Continuing its rally since the Nov. 8 upset victory for Donald Trump as the next U.S. president, and lent support on expectations the Federal Reserve would hike the federal funds rate when they meet in mid-December the U.S. dollar surged to a nearly one-year high in index trading. Trump, seen as a pro-business president-elect, is expected to reduce regulation and push spending for infrastructure that is seen driving inflation higher, supporting the currency.
In addition to the stronger dollar, which has an inverse relationship with domestic oil prices since oil trades globally in dollar denominations, Trump supports the development of oil and gas that could add to drilling activity following eight years of increasing regulation for the industry under the Obama administration.
NYMEX December WTI futures settled a modest 9 cents lower at $43.32 per barrel (bbl) after bouncing off retracement support for the June-August downtrend at $42.14 with a three-month low on the spot continuation chart of $42.20 bbl. While paring the decline, the WTI contract is on course to test the $39.19 bbl August low in full retracement of an OPEC cut inspired advance now seen unraveling.
January Brent crude on the IntercontinentalExchange settled down 32 cents at $44.43 bbl, paring a decline to a $43.57 fresh three-month low on the spot continuation chart.
NYMEX December ULSD futures settled down 1.57 cents at $1.3855 gallon, edging off a fresh three-month spot low of $1.3737 gallon. The spot-month contract has retracement support near $1.3250 and $1.2500.
NYMEX December RBOB futures ended 2.75 cents lower at $1.2778 gallon, registering the ninth consecutive session with a lower settlement. The contract spiked in ending October on the shutdown of Colonial Pipeline's main gasoline due to an explosion, but the pipeline was repaired and returned to service less than a week later, muzzling the price response in the adequately supplied market. The RBOB contract traded at a better than two-month low on the spot continuation chart of $1.2681 gallon before trimming the loss, and could test retracement support just above $1.19 gallon.

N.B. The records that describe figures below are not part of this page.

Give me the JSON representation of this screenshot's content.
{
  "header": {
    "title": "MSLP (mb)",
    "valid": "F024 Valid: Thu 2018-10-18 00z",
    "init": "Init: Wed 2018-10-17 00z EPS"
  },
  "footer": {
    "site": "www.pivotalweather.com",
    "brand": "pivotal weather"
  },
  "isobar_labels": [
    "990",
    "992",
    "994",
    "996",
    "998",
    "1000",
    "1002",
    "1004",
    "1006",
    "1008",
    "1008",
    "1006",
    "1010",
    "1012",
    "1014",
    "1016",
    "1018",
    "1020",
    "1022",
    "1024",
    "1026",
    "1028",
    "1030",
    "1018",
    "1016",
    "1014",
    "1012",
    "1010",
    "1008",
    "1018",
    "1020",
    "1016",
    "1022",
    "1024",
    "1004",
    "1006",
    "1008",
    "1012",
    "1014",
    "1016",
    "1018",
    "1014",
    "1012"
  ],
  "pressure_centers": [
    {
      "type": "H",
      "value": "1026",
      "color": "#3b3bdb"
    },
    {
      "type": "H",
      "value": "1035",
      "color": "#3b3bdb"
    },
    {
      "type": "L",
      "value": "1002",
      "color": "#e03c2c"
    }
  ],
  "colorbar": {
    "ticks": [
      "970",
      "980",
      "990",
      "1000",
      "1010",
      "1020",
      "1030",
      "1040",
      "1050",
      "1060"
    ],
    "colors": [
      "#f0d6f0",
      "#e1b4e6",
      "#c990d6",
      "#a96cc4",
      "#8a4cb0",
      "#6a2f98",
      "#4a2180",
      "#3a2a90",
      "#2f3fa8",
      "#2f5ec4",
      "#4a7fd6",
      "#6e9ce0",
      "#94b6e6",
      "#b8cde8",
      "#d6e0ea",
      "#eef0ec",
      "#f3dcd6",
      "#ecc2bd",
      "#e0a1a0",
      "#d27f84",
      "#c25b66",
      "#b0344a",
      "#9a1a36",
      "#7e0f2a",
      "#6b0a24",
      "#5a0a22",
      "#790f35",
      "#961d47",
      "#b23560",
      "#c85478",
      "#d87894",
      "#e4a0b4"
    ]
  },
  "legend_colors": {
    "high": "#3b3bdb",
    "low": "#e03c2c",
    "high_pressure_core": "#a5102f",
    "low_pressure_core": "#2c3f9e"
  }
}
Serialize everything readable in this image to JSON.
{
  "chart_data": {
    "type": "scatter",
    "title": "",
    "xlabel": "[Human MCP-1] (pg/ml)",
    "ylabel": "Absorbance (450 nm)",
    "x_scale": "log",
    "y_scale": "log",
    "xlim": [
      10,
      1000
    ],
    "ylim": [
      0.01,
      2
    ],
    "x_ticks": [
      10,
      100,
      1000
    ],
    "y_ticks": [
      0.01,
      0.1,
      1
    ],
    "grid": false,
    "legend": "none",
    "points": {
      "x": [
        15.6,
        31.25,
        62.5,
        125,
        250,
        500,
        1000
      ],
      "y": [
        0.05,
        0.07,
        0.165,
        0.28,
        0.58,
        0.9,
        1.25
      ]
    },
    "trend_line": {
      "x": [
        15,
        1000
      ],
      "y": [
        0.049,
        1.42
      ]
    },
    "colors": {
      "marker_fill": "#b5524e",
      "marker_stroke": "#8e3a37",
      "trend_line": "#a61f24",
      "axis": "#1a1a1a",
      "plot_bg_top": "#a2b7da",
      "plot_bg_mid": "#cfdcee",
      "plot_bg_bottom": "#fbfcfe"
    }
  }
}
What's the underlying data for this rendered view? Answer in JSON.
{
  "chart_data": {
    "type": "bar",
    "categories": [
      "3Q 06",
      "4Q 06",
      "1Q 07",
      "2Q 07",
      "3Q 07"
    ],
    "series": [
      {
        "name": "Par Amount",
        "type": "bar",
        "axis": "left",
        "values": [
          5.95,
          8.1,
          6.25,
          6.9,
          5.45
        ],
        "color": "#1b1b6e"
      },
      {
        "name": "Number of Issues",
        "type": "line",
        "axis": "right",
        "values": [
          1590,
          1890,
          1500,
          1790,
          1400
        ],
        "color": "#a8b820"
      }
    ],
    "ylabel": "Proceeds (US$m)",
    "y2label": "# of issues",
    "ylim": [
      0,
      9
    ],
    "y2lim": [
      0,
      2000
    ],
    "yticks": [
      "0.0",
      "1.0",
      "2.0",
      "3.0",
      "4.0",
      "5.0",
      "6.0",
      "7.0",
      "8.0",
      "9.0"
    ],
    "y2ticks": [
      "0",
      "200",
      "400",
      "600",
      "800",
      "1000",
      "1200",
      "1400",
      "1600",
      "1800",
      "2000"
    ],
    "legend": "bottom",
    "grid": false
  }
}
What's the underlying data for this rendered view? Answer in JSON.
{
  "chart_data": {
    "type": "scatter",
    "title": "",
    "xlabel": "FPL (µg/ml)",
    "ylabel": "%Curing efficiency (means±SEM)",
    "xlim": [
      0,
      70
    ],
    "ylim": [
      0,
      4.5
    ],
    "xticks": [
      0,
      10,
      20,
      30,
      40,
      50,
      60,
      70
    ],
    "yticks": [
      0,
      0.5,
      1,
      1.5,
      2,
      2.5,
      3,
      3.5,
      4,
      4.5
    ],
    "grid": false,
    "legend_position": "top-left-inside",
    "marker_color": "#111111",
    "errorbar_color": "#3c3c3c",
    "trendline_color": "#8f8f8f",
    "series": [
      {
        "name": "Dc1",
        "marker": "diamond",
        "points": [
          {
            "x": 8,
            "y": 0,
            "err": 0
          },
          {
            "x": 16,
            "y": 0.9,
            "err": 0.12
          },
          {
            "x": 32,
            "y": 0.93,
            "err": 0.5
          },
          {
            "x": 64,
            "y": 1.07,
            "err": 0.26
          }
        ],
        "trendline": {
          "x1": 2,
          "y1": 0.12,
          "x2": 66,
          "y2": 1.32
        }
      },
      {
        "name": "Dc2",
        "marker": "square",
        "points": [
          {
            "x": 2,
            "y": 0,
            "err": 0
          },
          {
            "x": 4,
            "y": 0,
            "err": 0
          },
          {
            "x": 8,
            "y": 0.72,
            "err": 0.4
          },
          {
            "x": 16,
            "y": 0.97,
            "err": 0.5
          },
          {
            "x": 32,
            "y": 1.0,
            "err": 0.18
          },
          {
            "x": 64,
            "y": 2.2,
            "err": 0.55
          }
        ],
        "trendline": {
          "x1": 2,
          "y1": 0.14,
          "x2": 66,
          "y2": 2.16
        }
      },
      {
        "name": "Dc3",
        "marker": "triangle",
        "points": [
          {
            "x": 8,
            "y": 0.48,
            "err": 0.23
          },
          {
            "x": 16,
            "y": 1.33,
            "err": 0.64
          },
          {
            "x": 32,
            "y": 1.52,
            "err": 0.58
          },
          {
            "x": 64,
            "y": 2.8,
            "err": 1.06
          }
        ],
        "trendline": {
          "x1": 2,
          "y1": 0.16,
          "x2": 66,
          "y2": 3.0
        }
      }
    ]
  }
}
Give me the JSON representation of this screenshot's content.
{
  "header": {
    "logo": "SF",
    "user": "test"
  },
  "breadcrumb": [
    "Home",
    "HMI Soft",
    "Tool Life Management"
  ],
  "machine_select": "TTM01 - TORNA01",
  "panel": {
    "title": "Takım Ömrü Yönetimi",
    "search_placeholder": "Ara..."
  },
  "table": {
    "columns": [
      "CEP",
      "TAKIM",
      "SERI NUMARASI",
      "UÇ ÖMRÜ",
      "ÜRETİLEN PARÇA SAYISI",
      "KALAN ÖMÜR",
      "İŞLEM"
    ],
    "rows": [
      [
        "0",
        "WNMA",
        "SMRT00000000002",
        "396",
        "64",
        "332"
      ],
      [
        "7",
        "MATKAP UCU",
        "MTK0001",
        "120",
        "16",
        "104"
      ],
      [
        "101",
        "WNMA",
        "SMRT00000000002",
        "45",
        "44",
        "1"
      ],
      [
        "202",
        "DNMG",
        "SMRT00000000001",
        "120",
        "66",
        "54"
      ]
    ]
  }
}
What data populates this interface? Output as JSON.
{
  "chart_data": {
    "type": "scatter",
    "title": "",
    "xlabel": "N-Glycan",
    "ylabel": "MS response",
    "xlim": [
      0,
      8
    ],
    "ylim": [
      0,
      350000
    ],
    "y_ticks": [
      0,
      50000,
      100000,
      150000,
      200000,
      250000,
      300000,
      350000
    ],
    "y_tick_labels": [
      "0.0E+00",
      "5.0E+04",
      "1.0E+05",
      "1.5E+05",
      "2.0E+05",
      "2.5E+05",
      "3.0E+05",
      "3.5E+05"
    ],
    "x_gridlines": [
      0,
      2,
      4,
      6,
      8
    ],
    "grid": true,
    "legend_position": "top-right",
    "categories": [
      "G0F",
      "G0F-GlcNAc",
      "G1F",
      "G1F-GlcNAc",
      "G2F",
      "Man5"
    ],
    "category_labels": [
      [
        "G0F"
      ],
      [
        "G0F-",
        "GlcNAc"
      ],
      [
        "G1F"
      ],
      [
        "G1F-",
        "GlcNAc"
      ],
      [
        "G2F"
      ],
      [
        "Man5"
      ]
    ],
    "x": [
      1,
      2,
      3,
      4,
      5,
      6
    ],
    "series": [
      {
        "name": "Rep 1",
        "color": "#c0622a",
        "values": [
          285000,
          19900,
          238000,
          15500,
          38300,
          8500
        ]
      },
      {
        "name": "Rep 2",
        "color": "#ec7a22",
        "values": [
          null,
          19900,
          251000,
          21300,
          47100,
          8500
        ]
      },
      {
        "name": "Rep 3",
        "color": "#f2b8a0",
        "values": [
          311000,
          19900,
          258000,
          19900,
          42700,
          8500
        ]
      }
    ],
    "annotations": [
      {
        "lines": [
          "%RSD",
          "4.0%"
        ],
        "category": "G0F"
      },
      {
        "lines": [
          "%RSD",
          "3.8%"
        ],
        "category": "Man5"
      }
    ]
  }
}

Market expectations for the Organization of the Petroleum Exporting Countries to rein in a globally oversupplied market by agreeing to a cut in production when they meet Nov. 30 and implementing such an agreement have diminished sharply following reports released late last week showing a large increase in world oil supply in October.
The International Energy Agency said in their Oil Market Report released Nov. 10 that global oil supply in October increased 800,000 barrels per day (bpd) to 97.8 million bpd "after producers in OPEC and non-OPEC opened the taps," with 230,000 bpd of that increase generated by OPEC. IEA said OPEC production has increased for five consecutive months through October to a 33.83 million bpd record high.
A day later on Friday, Nov. 11, OPEC corroborated IEA's findings, citing secondary sources in their Monthly Oil Market Report that showed a 240,000 bpd increase in OPEC crude production in October to 33.64 million bpd.
A number of analysts cite the difficulty for OPEC when they meet Nov. 30 to agree to cut production to align with a 32.5 million to 33.0 million bpd output pledge made by members Sept. 28 in Algiers.
Meanwhile, production from Russia, the world's largest producer, is at or near a record high while in the United States output reached a nearly five-month high of 8.692 million bpd in early November.